CEN10CA434
CEN10CA434

The pilot reported that he had made four previous agricultural aerial application runs prior to the accident flight, one of which had the same load as the accident flight. The grass airstrip was about 2,640 feet long and was soft due to recent rains. The weather was about 90 degrees F with high humidity. He put in 10 degrees of flaps, held the brakes, and ran the engine up to 1,700 lbs of torque. He departed to the north since the windsock was indicating a slight northeast wind. After he released the brakes and started the takeoff roll, the airplane encountered a soft spot in the runway which reduced his ground speed.
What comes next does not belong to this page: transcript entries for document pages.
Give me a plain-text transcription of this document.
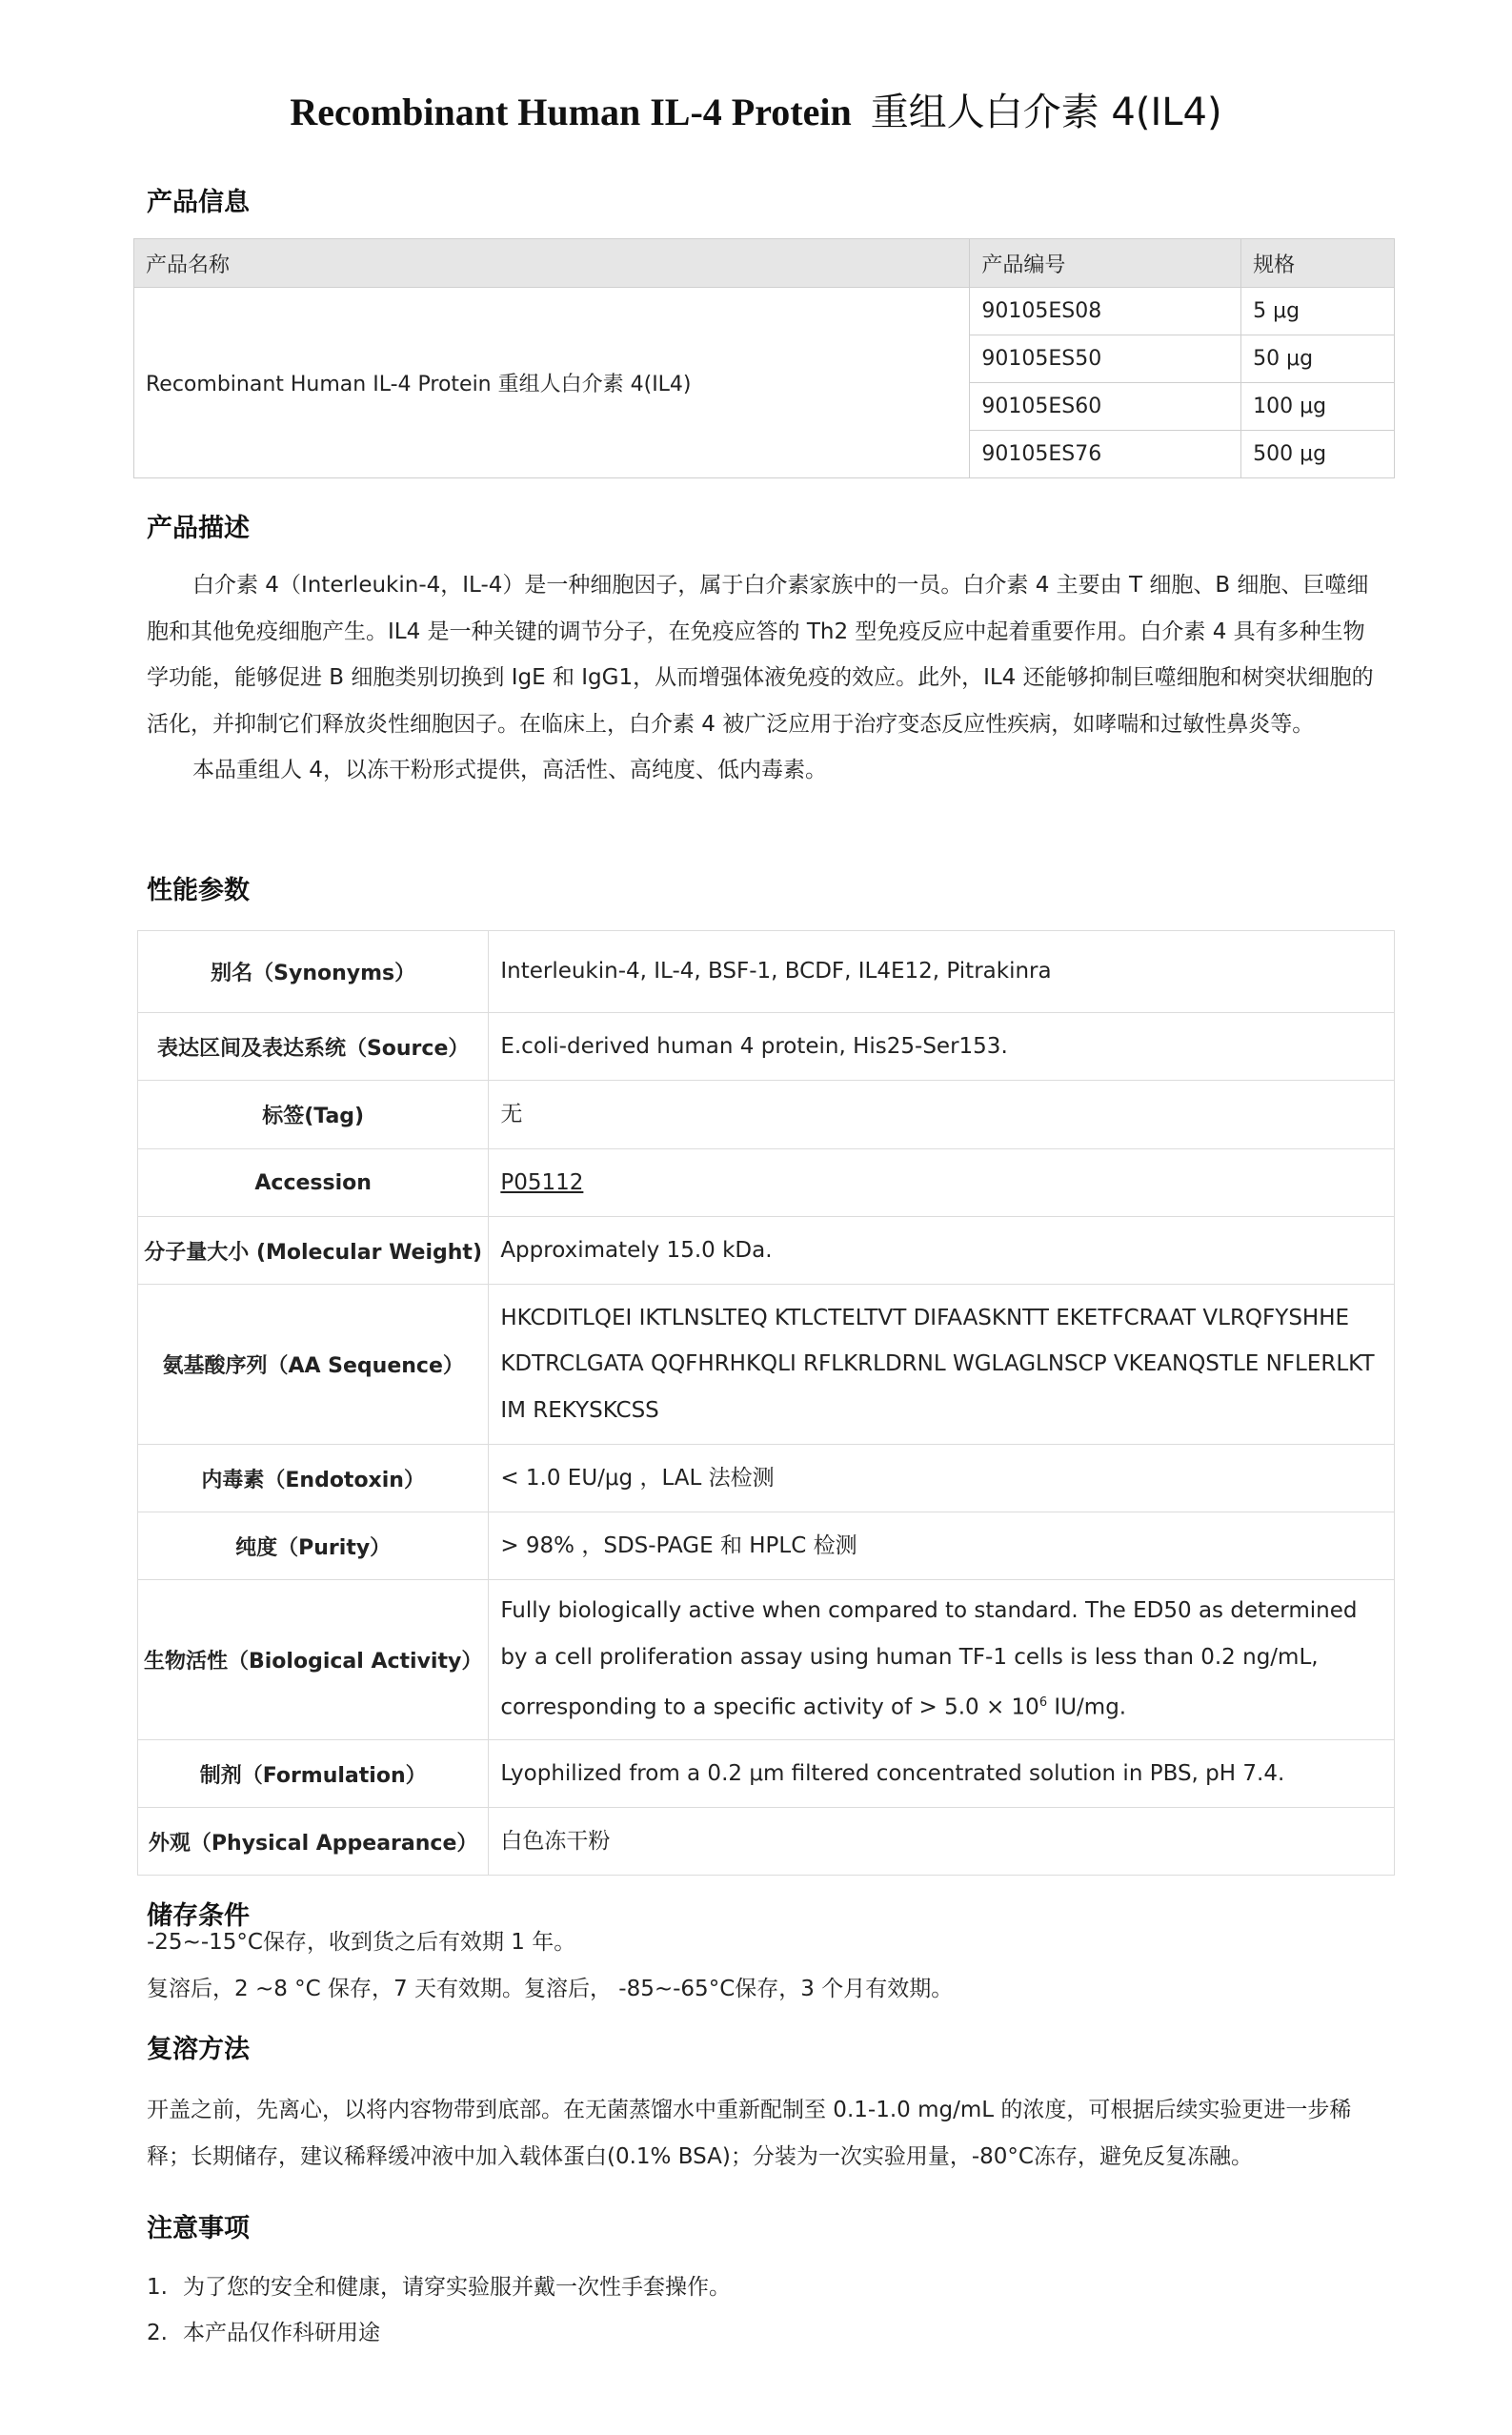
Recombinant Human IL-4 Protein 重组人白介素 4(IL4)
产品信息
产品名称	产品编号	规格
Recombinant Human IL-4 Protein 重组人白介素 4(IL4)	90105ES08	5 μg
	90105ES50	50 μg
	90105ES60	100 μg
	90105ES76	500 μg
产品描述

白介素 4（Interleukin-4，IL-4）是一种细胞因子，属于白介素家族中的一员。白介素 4 主要由 T 细胞、B 细胞、巨噬细胞和其他免疫细胞产生。IL4 是一种关键的调节分子，在免疫应答的 Th2 型免疫反应中起着重要作用。白介素 4 具有多种生物学功能，能够促进 B 细胞类别切换到 IgE 和 IgG1，从而增强体液免疫的效应。此外，IL4 还能够抑制巨噬细胞和树突状细胞的活化，并抑制它们释放炎性细胞因子。在临床上，白介素 4 被广泛应用于治疗变态反应性疾病，如哮喘和过敏性鼻炎等。

本品重组人 4，以冻干粉形式提供，高活性、高纯度、低内毒素。

性能参数
别名（Synonyms）	Interleukin-4, IL-4, BSF-1, BCDF, IL4E12, Pitrakinra
表达区间及表达系统（Source）	E.coli-derived human 4 protein, His25-Ser153.
标签(Tag)	无
Accession	P05112
分子量大小 (Molecular Weight)	Approximately 15.0 kDa.
氨基酸序列（AA Sequence）	HKCDITLQEI IKTLNSLTEQ KTLCTELTVT DIFAASKNTT EKETFCRAAT VLRQFYSHHE KDTRCLGATA QQFHRHKQLI RFLKRLDRNL WGLAGLNSCP VKEANQSTLE NFLERLKT IM REKYSKCSS
内毒素（Endotoxin）	< 1.0 EU/μg ，LAL 法检测
纯度（Purity）	> 98% ，SDS-PAGE 和 HPLC 检测
生物活性（Biological Activity）	Fully biologically active when compared to standard. The ED50 as determined by a cell proliferation assay using human TF-1 cells is less than 0.2 ng/mL, corresponding to a specific activity of > $5.0 \times 10^6$ IU/mg.
制剂（Formulation）	Lyophilized from a 0.2 μm filtered concentrated solution in PBS, pH 7.4.
外观（Physical Appearance）	白色冻干粉
储存条件

-25~-15°C保存，收到货之后有效期 1 年。

复溶后，2 ~8 °C 保存，7 天有效期。复溶后， -85~-65°C保存，3 个月有效期。

复溶方法
开盖之前，先离心，以将内容物带到底部。在无菌蒸馏水中重新配制至 0.1-1.0 mg/mL 的浓度，可根据后续实验更进一步稀释；长期储存，建议稀释缓冲液中加入载体蛋白(0.1% BSA)；分装为一次实验用量，-80°C冻存，避免反复冻融。
注意事项
1. 为了您的安全和健康，请穿实验服并戴一次性手套操作。
2. 本产品仅作科研用途
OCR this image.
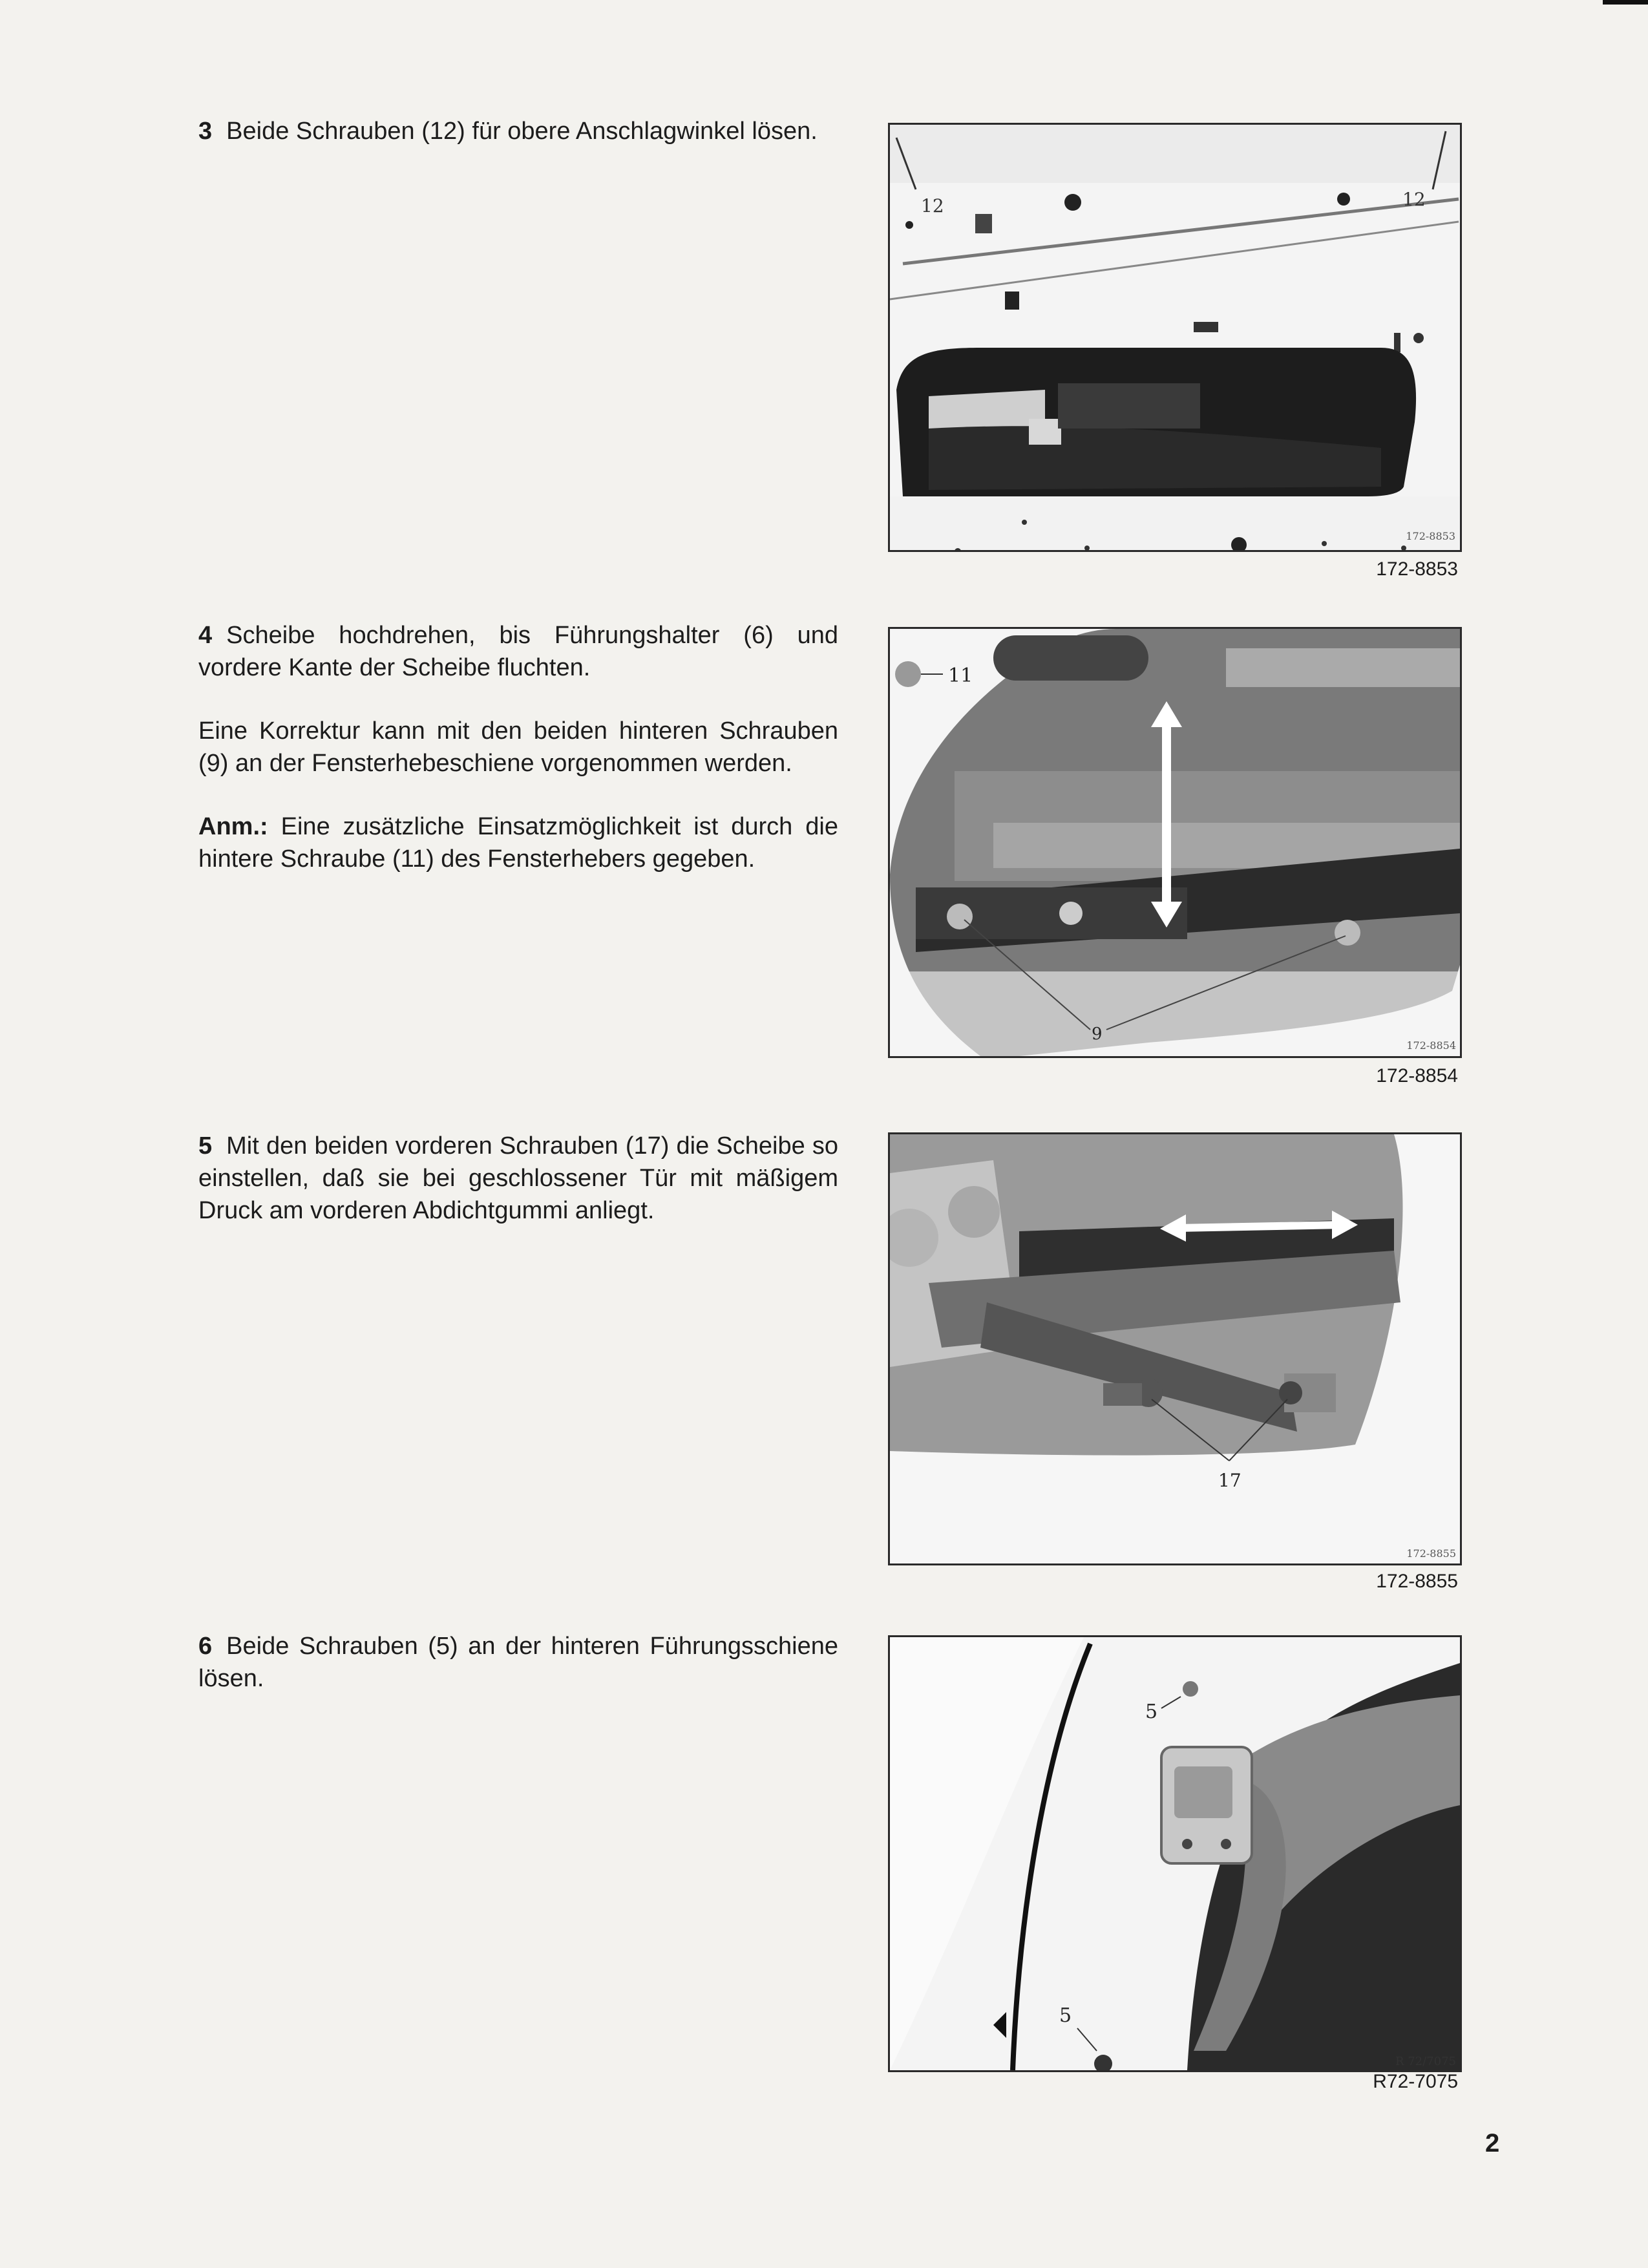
3 Beide Schrauben (12) für obere Anschlagwinkel lösen.

12	12
172-8853
172-8853

4 Scheibe hochdrehen, bis Führungshalter (6) und vordere Kante der Scheibe fluchten.

Eine Korrektur kann mit den beiden hinteren Schrauben (9) an der Fensterhebeschiene vorgenommen werden.

Anm.: Eine zusätzliche Einsatzmöglichkeit ist durch die hintere Schraube (11) des Fensterhebers gegeben.

11
9
172-8854
172-8854

5 Mit den beiden vorderen Schrauben (17) die Scheibe so einstellen, daß sie bei geschlossener Tür mit mäßigem Druck am vorderen Abdichtgummi anliegt.

17
172-8855
172-8855

6 Beide Schrauben (5) an der hinteren Führungsschiene lösen.

5
5
R 72/7075
R72-7075
2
Halfway down the runway the tail had still not come up, so the pilot “forced the tail up using the trim tab” and by pushing the stick full forward. The pilot eased the forward stick pressure and the tail went back to the ground. He immediately began to dump the load and he put in full flaps. About 100 yards before the end of the runway, the pilot “pulled the stick all the way back and became airborne, but stalled [the] airplane.” The left wing stalled and impacted the ground. The airplane came to rest in a corn field on the edge of the grass airstrip. The pilot reported that he “should have stopped the ground roll when I encountered the wet spot in the strip.” The airplane sustained substantial damage to the left wing, right wing, and empennage.